D’autres compagnies aériennes comme Air France et Lufthansa doivent aussi profiter de l’encadrement temporaire proposé par l’UE. Air France appartient au groupe Air France-KLM et l’État français en détient 14.3% du capital de l’entreprise. Le groupe Air France-KLM a réalisé un bénéfice annuel de 750 millions d’euros en 2019, mais souffre lui aussi des restrictions de voyages depuis 2020. La mesure de recapitalisation française octroie d’une part une aide de 4 milliards d’euros de l’État à l’entreprise et d’autre part, Air France a annoncé, conformément aux recommandations européennes, laisser libre 18 de ses créneaux à l’aéroport de Paris-Orly donnant la possibilité à ses concurrents d’étendre leurs activités.

En ce qui concerne la Lufthansa, la principale compagnie aérienne allemande, l’État va fournir une aide de 6 milliards d’euros à la compagnie et s’engage à se porter garant d’un prêt de 3 milliards d’euros. À l’instar d’Air France, la Lufthansa laissera certains de ses créneaux, les rendant disponibles pour les concurrents, dans ses aéroports-hubs de Francfort et de Munich.
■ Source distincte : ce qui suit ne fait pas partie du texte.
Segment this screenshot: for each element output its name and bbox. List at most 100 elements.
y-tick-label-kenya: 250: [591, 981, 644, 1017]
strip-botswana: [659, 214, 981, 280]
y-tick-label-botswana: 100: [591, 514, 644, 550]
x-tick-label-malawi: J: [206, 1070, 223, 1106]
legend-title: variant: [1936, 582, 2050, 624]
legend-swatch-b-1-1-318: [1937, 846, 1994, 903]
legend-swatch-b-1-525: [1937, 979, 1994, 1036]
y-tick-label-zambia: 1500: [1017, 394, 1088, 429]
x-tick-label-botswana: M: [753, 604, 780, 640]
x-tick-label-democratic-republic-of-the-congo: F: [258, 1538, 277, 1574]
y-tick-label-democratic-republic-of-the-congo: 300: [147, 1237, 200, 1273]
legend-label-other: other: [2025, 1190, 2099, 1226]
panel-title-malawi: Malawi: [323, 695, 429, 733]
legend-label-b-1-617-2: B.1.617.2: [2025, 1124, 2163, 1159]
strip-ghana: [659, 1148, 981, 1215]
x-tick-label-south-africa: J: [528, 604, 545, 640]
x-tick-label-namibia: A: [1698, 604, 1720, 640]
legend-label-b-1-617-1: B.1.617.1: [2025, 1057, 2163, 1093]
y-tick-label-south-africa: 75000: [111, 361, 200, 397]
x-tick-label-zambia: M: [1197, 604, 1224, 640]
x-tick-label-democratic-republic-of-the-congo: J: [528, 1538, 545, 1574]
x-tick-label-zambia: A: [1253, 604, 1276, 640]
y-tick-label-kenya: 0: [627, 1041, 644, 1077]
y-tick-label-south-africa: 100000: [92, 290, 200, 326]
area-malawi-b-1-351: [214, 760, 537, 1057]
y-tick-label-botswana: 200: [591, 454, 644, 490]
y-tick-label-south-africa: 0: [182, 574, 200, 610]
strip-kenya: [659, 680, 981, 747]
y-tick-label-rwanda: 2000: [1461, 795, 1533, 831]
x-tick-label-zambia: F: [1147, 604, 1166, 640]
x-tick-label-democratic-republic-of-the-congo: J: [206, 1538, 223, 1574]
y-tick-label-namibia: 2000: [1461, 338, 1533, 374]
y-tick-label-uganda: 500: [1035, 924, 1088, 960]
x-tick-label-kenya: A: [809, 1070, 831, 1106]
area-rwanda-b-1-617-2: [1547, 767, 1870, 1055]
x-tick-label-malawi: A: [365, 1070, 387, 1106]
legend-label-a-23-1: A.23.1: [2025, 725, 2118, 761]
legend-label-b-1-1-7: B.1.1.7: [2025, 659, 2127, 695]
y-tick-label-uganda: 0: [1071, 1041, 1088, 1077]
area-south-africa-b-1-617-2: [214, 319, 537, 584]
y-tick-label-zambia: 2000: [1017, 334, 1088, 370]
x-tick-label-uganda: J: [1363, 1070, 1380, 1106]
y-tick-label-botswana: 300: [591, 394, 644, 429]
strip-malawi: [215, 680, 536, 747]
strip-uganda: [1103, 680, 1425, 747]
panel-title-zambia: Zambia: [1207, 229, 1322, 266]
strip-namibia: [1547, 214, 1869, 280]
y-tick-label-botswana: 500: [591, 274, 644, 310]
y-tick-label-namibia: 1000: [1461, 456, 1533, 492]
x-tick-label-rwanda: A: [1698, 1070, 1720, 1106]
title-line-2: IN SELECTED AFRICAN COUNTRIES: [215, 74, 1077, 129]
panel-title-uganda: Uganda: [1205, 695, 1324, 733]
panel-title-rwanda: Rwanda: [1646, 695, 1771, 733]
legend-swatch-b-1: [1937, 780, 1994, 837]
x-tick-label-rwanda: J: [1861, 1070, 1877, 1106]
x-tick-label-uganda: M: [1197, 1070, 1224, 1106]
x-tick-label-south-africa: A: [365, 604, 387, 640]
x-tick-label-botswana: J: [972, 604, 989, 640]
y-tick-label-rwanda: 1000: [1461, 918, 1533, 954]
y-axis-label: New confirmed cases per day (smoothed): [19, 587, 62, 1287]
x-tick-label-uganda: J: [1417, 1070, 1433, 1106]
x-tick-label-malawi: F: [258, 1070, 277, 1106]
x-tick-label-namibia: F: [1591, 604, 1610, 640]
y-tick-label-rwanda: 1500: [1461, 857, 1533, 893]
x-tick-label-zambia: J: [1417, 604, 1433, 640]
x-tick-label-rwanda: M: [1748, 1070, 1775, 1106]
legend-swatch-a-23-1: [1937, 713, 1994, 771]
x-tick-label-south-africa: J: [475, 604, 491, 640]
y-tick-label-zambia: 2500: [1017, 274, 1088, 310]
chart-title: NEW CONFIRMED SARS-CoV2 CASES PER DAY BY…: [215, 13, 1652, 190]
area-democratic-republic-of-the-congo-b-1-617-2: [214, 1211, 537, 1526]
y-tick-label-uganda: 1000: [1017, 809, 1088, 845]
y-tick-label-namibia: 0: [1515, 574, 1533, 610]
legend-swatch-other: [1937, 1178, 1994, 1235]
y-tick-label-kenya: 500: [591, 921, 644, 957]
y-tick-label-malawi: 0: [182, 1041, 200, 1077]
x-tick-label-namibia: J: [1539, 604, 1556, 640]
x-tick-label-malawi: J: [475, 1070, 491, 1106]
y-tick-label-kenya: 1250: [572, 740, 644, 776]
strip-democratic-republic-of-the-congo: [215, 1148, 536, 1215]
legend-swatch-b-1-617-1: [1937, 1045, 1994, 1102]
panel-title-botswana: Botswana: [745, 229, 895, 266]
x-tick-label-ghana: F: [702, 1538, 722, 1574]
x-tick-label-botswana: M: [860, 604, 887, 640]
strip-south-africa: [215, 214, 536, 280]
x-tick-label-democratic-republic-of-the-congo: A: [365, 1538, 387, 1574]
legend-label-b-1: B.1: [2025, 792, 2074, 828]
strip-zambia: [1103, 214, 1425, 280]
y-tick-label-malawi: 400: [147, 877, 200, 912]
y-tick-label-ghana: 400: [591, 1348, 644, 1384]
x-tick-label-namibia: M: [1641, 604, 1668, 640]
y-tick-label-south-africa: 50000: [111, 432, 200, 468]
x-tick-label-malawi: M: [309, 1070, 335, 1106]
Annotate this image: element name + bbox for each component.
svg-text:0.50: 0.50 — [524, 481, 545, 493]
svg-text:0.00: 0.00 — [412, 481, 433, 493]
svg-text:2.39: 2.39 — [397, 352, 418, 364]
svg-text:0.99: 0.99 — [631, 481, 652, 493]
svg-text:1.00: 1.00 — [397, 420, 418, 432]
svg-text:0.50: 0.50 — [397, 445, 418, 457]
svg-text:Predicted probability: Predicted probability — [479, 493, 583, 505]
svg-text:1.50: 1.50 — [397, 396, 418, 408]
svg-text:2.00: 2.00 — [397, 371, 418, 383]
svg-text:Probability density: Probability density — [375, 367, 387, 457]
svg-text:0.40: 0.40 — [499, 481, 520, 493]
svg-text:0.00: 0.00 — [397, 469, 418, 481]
Il se trouve que dans les deux cas, la Commission européenne a approuvé les mesures et a donné à la France et à l’Allemagne, le droit de procéder à la recapitalisation de leurs compagnies aériennes nationales. Alors, pourquoi Alitalia ne peut-elle pas bénéficier de l’encadrement temporaire et l’État italien permettant ainsi de recapitaliser la compagnie aérienne nationale ?

Le cas d’Alitalia, la compagnie « zombie »

Alitalia, la compagnie aérienne nationale italienne, est souvent qualifiée d’entreprise « zombie ». Or, qu’est-ce que cela signifie ? Cela veut tout simplement dire que c’est une entreprise vouée à l’échec, mais qui est maintenue en vie économiquement par des aides publiques. En parlant des différences entre Alitalia et Air France, lors d’une réunion ordinaire en ligne, Arianna Podestà, porte-parole de la Commission européenne pour la politique de concurrence, a expliqué que le but de l’encadrement temporaire est d’aider les entreprises qui sont entrées dans des difficultés financières dues au Covid-19, mais qui étaient économiquement viables avant la pandémie. Alitalia, en réalité, a toujours eu des difficultés financières. En 2019, donc avant la pandémie, Alitalia faisait état d’une perte de 500 millions d’euros sur un chiffre d’affaires de 3 milliards d’euros. Durant cet exercice, l’entreprise a perdu 100 millions d’euros de plus qu’en 2018. Néanmoins, la Commission européenne a donné à l’Italie la possibilité d’aider Alitalia pour un montant de 297.15 millions d’euros, pour les revenus perdus strictement à cause de la pandémie.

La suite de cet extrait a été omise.